Relation Extraction (RE)
Let $RE_DIR indicate a folder for a single RE dataset, $TASK_NAME denote the name of task (two possible options: {gad, euadr}), and $OUTPUT_DIR denote a directory for RE outputs:
$ export RE_DIR=./datasets/RE/GAD/1
$ export TASK_NAME=gad
$ export OUTPUT_DIR=./re_outputs_1
Following command runs fine-tuning code on RE with default arguments.

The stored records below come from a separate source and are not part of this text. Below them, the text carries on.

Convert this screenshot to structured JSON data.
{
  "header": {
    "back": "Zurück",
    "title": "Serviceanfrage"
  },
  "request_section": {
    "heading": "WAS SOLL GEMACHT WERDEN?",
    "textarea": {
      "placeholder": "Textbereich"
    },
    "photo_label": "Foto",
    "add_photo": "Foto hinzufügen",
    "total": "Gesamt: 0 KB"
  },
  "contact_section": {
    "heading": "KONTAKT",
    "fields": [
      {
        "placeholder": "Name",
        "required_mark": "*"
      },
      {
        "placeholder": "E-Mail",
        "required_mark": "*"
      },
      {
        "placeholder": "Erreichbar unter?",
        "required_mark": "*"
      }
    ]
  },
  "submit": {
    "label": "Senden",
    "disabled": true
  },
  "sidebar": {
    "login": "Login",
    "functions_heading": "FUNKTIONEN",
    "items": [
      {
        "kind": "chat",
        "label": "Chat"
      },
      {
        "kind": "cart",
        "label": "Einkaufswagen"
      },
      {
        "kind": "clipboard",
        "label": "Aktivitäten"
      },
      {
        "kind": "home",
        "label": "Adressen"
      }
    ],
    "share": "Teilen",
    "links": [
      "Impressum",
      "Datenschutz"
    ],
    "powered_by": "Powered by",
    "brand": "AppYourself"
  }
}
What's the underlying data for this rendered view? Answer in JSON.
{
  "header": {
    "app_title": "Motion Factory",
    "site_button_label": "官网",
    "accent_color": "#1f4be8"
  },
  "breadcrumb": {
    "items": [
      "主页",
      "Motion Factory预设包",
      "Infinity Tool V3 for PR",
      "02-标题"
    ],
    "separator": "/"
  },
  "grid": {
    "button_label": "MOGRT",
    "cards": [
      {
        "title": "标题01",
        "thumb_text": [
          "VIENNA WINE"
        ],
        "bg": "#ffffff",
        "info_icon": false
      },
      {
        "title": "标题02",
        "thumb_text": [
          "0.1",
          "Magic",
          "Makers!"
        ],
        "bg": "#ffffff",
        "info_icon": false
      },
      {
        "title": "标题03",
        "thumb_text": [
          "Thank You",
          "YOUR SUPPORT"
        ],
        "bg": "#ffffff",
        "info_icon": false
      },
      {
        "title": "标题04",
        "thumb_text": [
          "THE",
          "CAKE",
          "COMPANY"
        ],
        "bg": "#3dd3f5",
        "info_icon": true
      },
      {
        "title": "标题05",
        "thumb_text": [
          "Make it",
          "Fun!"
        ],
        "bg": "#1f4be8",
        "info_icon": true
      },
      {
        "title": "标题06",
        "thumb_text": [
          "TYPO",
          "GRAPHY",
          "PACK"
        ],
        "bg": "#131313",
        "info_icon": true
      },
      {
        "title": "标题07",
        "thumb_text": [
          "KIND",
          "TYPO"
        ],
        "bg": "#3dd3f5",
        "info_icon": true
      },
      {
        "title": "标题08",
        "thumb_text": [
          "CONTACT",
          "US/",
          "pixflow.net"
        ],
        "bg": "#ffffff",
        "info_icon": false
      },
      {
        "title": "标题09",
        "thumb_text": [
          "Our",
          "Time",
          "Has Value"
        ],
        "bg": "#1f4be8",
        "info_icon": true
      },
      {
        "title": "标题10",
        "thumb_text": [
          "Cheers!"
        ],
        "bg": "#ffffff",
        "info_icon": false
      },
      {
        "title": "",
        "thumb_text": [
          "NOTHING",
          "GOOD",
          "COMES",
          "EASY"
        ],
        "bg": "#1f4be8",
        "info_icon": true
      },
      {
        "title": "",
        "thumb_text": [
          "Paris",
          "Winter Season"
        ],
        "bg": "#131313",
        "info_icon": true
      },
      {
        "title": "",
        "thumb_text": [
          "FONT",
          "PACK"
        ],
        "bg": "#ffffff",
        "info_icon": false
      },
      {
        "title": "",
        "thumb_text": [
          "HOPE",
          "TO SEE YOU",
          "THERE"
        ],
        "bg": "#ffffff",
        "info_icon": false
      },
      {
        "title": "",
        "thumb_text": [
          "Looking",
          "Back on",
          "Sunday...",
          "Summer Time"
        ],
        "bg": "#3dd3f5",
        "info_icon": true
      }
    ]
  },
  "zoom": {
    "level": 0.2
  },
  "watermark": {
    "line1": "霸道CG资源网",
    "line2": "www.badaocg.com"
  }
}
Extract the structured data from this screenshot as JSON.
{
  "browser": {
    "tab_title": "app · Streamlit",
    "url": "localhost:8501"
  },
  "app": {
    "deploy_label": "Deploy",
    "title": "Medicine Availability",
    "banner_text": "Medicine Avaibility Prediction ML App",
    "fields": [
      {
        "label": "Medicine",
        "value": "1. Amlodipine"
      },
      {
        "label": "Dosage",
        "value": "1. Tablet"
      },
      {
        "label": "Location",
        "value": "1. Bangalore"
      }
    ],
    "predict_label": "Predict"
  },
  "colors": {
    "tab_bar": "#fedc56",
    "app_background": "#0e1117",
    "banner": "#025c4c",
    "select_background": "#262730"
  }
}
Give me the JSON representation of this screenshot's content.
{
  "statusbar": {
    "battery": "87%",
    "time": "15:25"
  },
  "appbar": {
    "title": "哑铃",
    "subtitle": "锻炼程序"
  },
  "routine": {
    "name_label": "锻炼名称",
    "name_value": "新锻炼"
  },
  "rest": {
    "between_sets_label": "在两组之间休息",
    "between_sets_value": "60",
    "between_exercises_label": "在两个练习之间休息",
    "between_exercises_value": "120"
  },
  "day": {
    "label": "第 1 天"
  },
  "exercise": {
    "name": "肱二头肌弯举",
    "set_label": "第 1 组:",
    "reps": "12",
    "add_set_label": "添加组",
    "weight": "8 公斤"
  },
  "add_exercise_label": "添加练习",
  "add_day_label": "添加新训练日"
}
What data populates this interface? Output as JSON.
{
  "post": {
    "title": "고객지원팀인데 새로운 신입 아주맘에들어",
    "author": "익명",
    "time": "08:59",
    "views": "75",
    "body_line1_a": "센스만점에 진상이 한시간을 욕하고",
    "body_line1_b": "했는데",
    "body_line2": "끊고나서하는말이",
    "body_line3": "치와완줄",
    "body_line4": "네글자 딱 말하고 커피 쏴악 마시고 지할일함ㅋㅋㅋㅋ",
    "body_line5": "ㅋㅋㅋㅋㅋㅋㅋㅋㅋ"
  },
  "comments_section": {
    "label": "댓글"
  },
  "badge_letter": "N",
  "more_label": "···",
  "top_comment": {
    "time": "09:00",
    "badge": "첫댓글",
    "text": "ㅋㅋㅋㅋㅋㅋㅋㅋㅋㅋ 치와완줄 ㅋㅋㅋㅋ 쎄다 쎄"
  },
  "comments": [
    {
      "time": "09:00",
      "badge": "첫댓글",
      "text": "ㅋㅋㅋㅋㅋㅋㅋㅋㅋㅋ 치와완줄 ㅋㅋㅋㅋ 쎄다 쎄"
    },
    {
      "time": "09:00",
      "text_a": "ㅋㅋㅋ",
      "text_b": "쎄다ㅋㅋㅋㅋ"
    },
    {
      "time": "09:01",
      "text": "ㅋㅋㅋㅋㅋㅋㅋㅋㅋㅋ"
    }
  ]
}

$ python run_re.py --task_name=$TASK_NAME --do_train=true --do_eval=true --do_predict=true --vocab_file=$BIOBERT_DIR/vocab.txt --bert_config_file=$BIOBERT_DIR/bert_config.json --init_checkpoint=$BIOBERT_DIR/model.ckpt-1000000 --max_seq_length=128 --train_batch_size=32 --learning_rate=2e-5 --num_train_epochs=3.0 --do_lower_case=false --data_dir=$RE_DIR --output_dir=$OUTPUT_DIR
The predictions will be saved into a file called test_results.tsv in the $OUTPUT_DIR.
Use ./biocodes/re_eval.py for the evaluation.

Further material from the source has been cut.